Pasal 23
BAB 5 — PENGURANGAN INSENTIF KERJA
(1) Asisten yang melaksanakan cuti tahunan, cuti besar, dan cuti alasan penting, insentif kerja dibayarkan dengan ketentuan sebagai berikut: a. Asisten yang melaksanakan cuti tahunan, Insentif kerja dibayarkan sebesar 100% (seratus persen); b. Asisten yang melaksanakan cuti besar, Insentif kerja dibayarkan sebagai berikut:
- bulan pertama sebesar 75% (tujuh puluh lima persen);
- bulan kedua sebesar 50% (lima puluh persen); dan
- bulan ketiga sebesar 25% (dua puluh lima persen). c.

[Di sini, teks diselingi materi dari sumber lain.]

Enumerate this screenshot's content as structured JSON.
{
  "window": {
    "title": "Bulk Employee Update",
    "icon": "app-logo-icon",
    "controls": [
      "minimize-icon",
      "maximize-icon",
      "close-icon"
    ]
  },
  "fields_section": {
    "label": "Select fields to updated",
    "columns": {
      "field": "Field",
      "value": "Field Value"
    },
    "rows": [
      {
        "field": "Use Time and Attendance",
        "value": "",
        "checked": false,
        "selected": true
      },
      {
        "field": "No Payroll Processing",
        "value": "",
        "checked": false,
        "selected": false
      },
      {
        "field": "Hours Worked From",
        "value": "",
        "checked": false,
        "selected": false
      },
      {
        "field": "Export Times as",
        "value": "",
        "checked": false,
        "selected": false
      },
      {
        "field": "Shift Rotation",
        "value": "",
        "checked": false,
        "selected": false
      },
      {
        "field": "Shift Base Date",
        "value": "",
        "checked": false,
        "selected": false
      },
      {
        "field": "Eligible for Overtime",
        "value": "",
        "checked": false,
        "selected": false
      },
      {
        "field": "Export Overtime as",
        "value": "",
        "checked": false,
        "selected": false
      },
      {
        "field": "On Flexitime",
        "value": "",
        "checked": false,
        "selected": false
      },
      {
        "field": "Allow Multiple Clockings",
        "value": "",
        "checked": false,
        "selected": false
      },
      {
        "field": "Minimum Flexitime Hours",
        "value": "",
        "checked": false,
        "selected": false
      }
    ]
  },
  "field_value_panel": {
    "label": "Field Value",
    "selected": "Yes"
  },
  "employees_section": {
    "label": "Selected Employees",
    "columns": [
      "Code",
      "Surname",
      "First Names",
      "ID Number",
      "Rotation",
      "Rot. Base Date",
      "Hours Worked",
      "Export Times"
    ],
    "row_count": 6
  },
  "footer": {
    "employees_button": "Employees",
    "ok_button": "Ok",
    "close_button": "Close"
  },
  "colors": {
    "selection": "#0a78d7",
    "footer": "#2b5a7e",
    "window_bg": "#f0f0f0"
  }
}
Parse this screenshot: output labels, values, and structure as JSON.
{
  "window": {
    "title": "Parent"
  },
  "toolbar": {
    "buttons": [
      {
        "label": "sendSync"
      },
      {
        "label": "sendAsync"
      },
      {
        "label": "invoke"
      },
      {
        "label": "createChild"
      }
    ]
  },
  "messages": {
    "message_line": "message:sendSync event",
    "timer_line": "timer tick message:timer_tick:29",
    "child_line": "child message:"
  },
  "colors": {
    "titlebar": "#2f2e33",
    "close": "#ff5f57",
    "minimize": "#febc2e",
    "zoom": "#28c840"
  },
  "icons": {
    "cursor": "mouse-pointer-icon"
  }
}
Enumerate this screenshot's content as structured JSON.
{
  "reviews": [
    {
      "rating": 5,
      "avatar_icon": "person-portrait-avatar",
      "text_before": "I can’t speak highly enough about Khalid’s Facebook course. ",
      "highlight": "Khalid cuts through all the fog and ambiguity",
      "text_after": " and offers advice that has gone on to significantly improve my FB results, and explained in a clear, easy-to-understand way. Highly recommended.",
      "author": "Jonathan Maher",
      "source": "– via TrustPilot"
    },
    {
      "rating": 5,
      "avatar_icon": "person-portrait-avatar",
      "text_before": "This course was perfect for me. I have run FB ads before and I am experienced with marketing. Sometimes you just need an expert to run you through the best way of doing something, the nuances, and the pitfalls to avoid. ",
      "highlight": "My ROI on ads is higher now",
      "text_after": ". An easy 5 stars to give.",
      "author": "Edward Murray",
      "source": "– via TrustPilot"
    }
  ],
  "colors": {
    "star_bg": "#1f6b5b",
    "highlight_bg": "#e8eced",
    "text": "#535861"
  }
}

Asisten yang melaksanakan cuti alasan penting, untuk waktu paling lama 10 (sepuluh) hari kerja tidak dilakukan pengurangan Insentif kerja dan untuk hari berikutnya dikenakan pengurangan insentif kerja sebesar 2% (dua persen) untuk tiap 1 (satu) hari tidak masuk bekerja. (2) Asisten yang melaksanakan cuti bersalin, insentif kerja dibayarkan dengan ketentuan sebagai berikut: a. Asisten yang melaksanakan cuti bersalin untuk persalinan anak pertama sampai dengan kedua,
Insentif kerja dibayarkan sebesar 100% (seratus persen); b. Asisten yang melaksanakan cuti bersalin untuk persalinan anak ketiga, insentif kerja dibayarkan sebagai berikut:
- bulan pertama sebesar 75% (tujuh puluh lima persen);
- bulan kedua sebesar 50% (lima puluh persen); dan
- bulan ketiga sebesar 25% (dua puluh lima persen). (3) Asisten yang melaksanakan cuti sakit, insentif kerja dibayarkan dengan ketentuan sebagai berikut: a. sakit selama 1 (satu) sampai dengan 2 (dua) hari kerja dibayarkan sebesar 100% (seratus persen); b. sakit selama 3 (tiga) hari kerja sampai dengan 6 (enam) bulan dikenakan pengurangan Insentif kerja sebesar 2% (dua persen) per hari; c. sakit selama lebih dari 6 (enam) bulan sampai dengan 18 (delapan belas) bulan dibayarkan sebesar 10% (sepuluh persen) per hari; d. Asisten yang menjalani rawat inap di fasilitas layanan kesehatan tingkat pertama atau tingkat lanjut yang dibuktikan dengan surat keterangan rawat inap dan fotokopi rincian biaya rawat inap untuk paling lama 25 (dua puluh lima) hari kerja, diberlakukan pemotongan Insentif kerja sebesar 0% (nol persen) dan untuk hari berikutnya dikenakan pemotongan Insentif kerja sebesar 2,5% (dua koma lima persen). (4) Pelaksanaan cuti sakit sebagaimana dimaksud pada ayat (3) harus melampirkan: a. surat keterangan sakit yang dikeluarkan oleh dokter, bagi Asisten yang melaksanakan cuti sakit sebagaimana dimaksud pada ayat (3) huruf a; dan/atau
b. surat keterangan sesuai dengan ketentuan peraturan perundang-undangan, bagi Asisten yang melaksanakan cuti sakit sebagaimana dimaksud pada ayat (3) huruf b, huruf c, dan huruf d. (5) Asisten yang mengalami gugur kandungan mendapatkan Cuti Sakit paling lama 45 (empat puluh lima) hari dan insentif kerja tetap dibayarkan penuh sesuai Kelas Jabatan.